Open AccessPhylogeny of Hypselodoris (Nudibranchia: Chromodorididae) with a review of the monophyletic clade of Indo‐Pacific species, including descriptions of twelve new species
Author(s) -
GOSLINER TERRENCE M.,
JOHNSON REBECCA F.
Publication year - 1999
Publication title -
zoological journal of the linnean society
Language(s) - English
Resource type - Journals
SCImago Journal Rank - 1.148
H-Index - 83
eISSN - 1096-3642
pISSN - 0024-4082
DOI - 10.1111/j.1096-3642.1999.tb00586.x
Subject(s) - vicariance , biology , monophyly , systematics , zoology , clade , taxonomy (biology) , phylogenetics , biochemistry , gene
This work provides an account of the systematics and phylogeny of Hypselodoris . Aspects of the morphology of 42 species are described and the systematic status of an additional 11 species is discussed.
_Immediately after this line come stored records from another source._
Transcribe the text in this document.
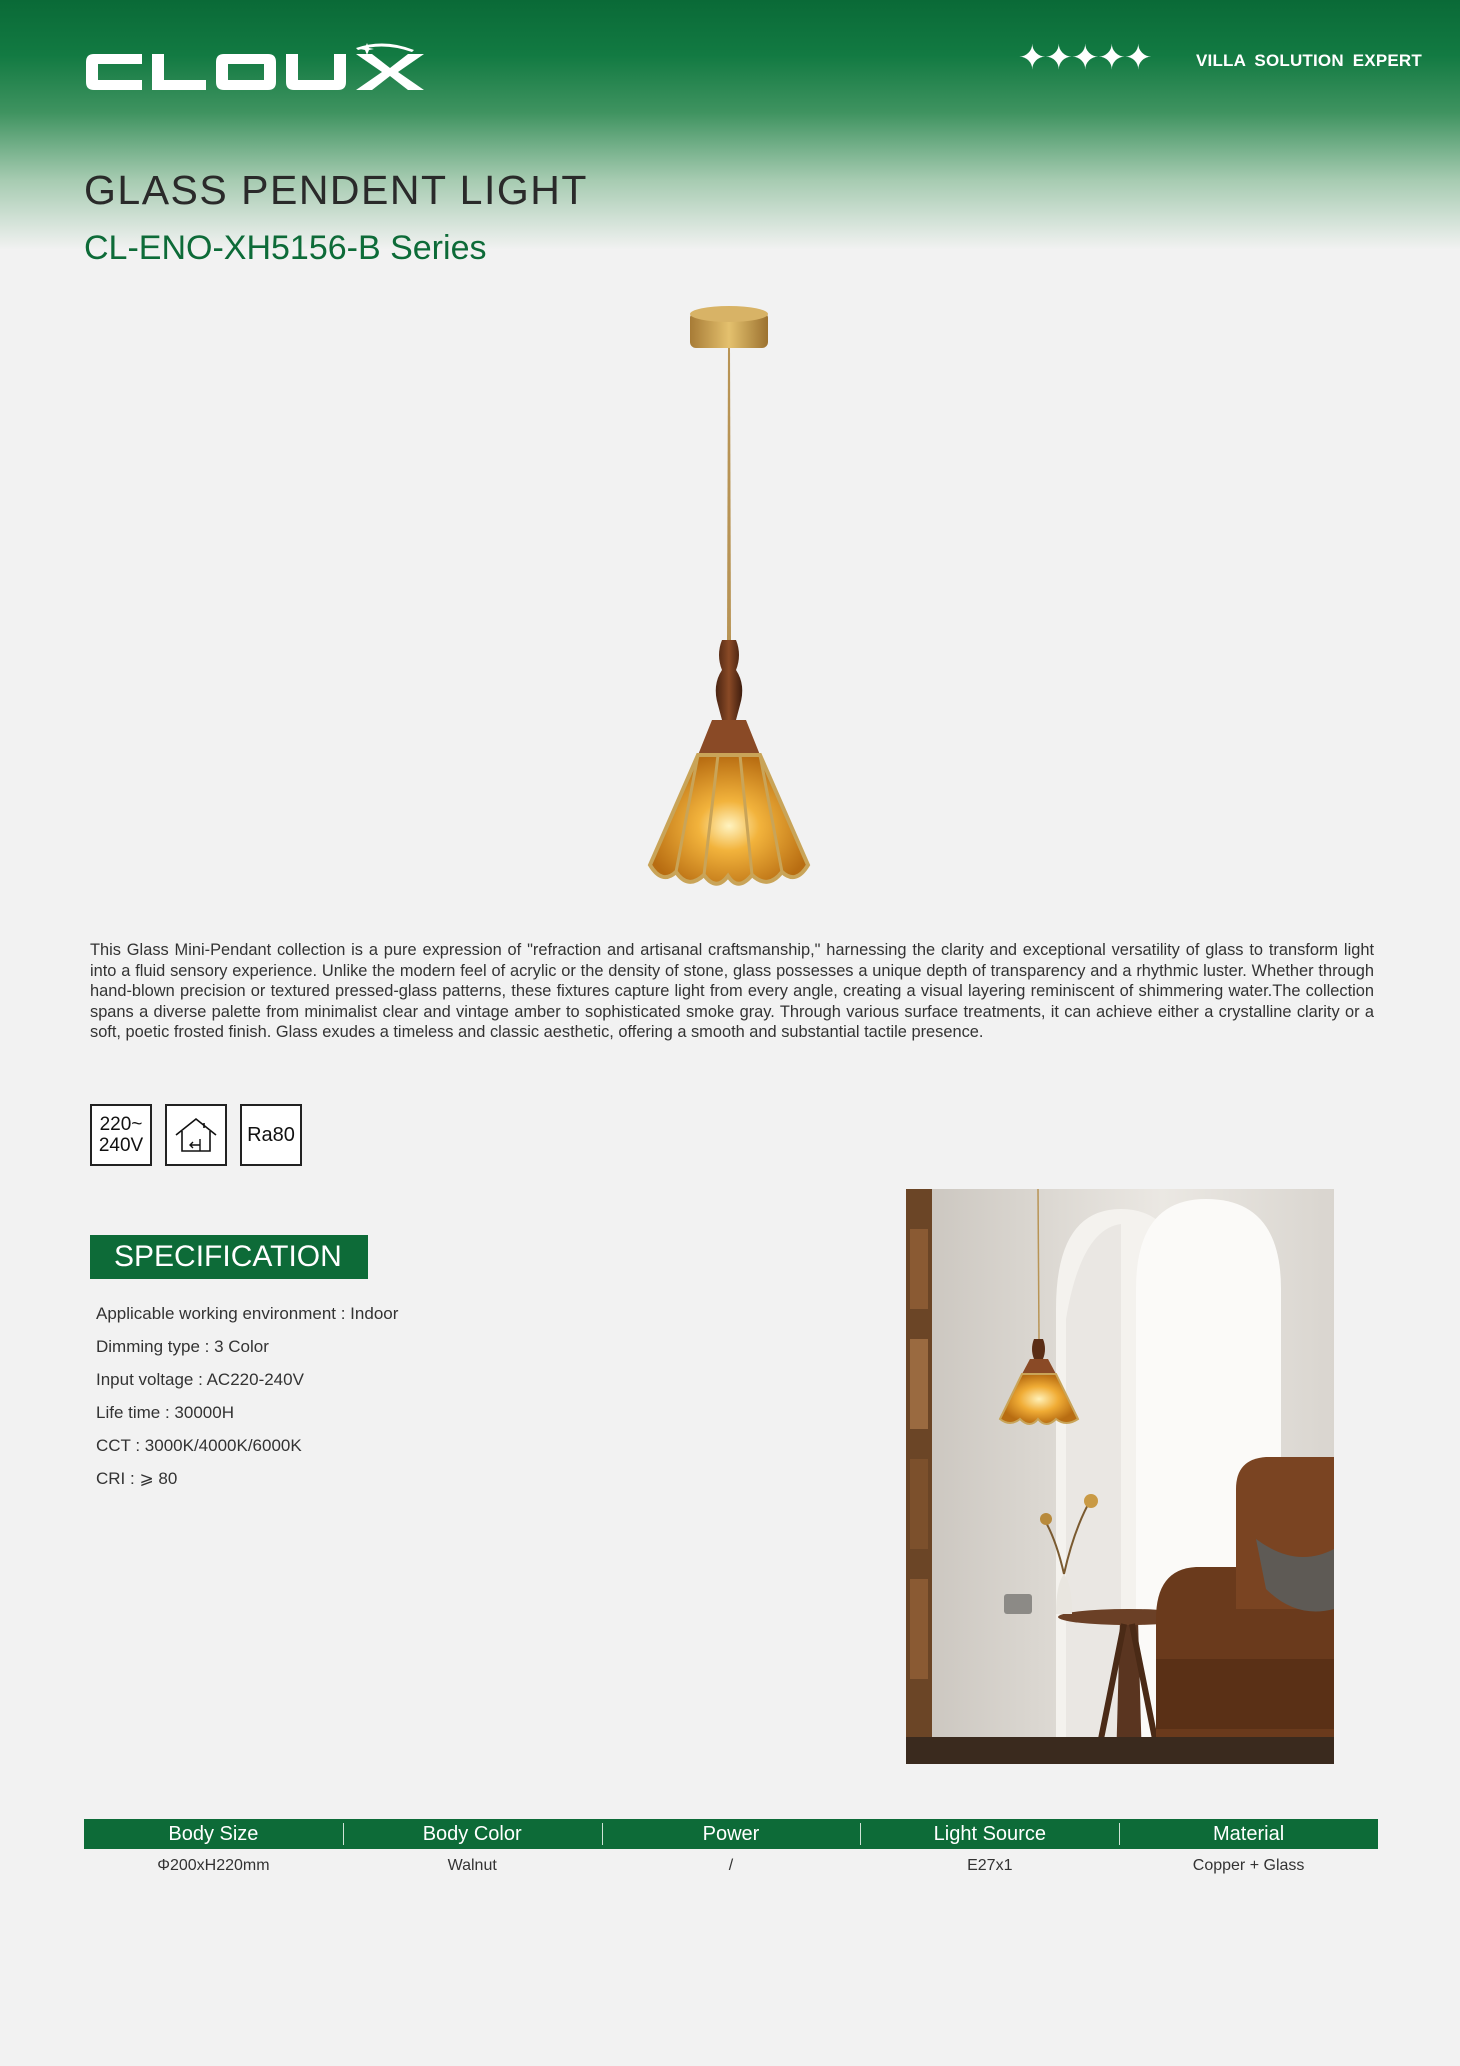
✦✦✦✦✦	VILLA SOLUTION EXPERT
GLASS PENDENT LIGHT
CL-ENO-XH5156-B Series

This Glass Mini-Pendant collection is a pure expression of "refraction and artisanal craftsmanship," harnessing the clarity and exceptional versatility of glass to transform light into a fluid sensory experience. Unlike the modern feel of acrylic or the density of stone, glass possesses a unique depth of transparency and a rhythmic luster. Whether through hand-blown precision or textured pressed-glass patterns, these fixtures capture light from every angle, creating a visual layering reminiscent of shimmering water.The collection spans a diverse palette from minimalist clear and vintage amber to sophisticated smoke gray. Through various surface treatments, it can achieve either a crystalline clarity or a soft, poetic frosted finish. Glass exudes a timeless and classic aesthetic, offering a smooth and substantial tactile presence.

220~
240V	Ra80
SPECIFICATION
Applicable working environment : Indoor
Dimming type : 3 Color
Input voltage : AC220-240V
Life time : 30000H
CCT : 3000K/4000K/6000K
CRI : ⩾ 80
Body Size	Body Color	Power	Light Source	Material
Φ200xH220mm	Walnut	/	E27x1	Copper + Glass
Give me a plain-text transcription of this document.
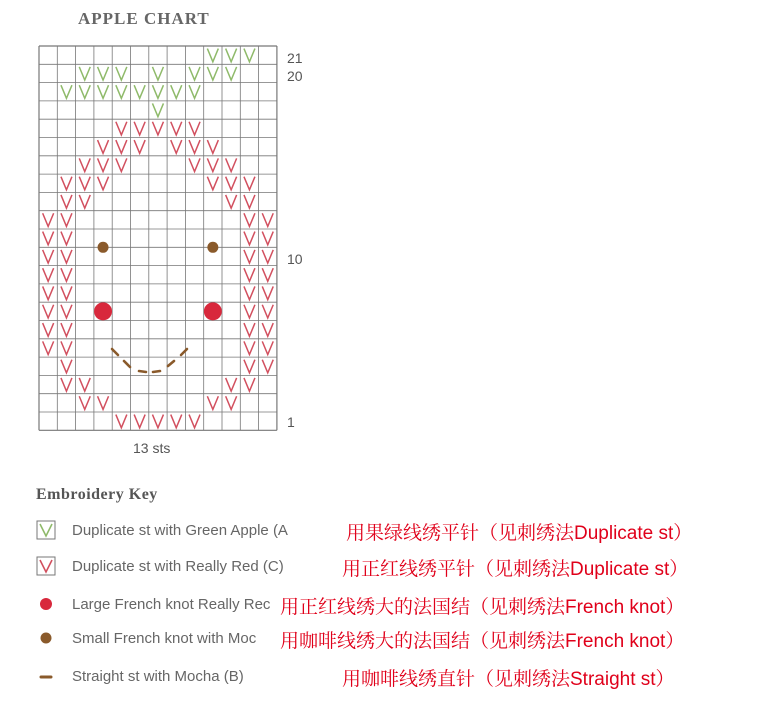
APPLE CHART
21
20
10
1
13 sts
Embroidery Key
Duplicate st with Green Apple (A	用果绿线绣平针（见刺绣法Duplicate st）
Duplicate st with Really Red (C)	用正红线绣平针（见刺绣法Duplicate st）
Large French knot Really Rec 用正红线绣大的法国结（见刺绣法French knot）
Small French knot with Moc 用咖啡线绣大的法国结（见刺绣法French knot）
Straight st with Mocha (B)	用咖啡线绣直针（见刺绣法Straight st）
Twelve new species are described: Hypselodoris alboterminata, H. bertschi, H. bollandi, H. fucata, H. iacula, H. insulana, H. krakatoa, H. paulinae, H. reidi, H. rudmani, H. violabranchia and H. zephyra. A phylogenetic analysis supports the monophyly of Hypselodoris and Risbecia . Two distinct clades of Hypselodoris are present. One contains species from the Atlantic and eastern Pacific while the other contains species limited to the Indo‐Pacific tropics and adjacent temperate regions. Species from the Atlantic and eastern Pacific are bluish in body colour and have a plesiomorphically large receptaculum seminis while Indo‐Pacific taxa are variably coloured and all have a minute receptaculum seminis. The distribution and size of mantle glands provides a wealth of morphological characters. With few exceptions, mantle glands vary in closely related species and are important for distinguishing members of smaller clades. Mantle gland distribution is therefore useful in identifying preserved material that is difficult to identify to species in the absence of the pigment of living specimens. Similar colour patterns found in sympatric species of Hypselodoris appear to be a result of both common descent and convergence between less closely related lineages. Biogeographic distributions of sister taxa provide several examples of vicariance. Examination of these cases shows that no single vicariant pattern is present, but vicariance appears to occur at the margins of the Indo‐Pacific rather than centrally. Some vicariance occurs even within archipelagos such as the Hawaiian Islands. These cases largely refute the generality of the hypothesis of Springer (1982), that Pacific Plate and Australasian Plate endemic sister taxa should predominate.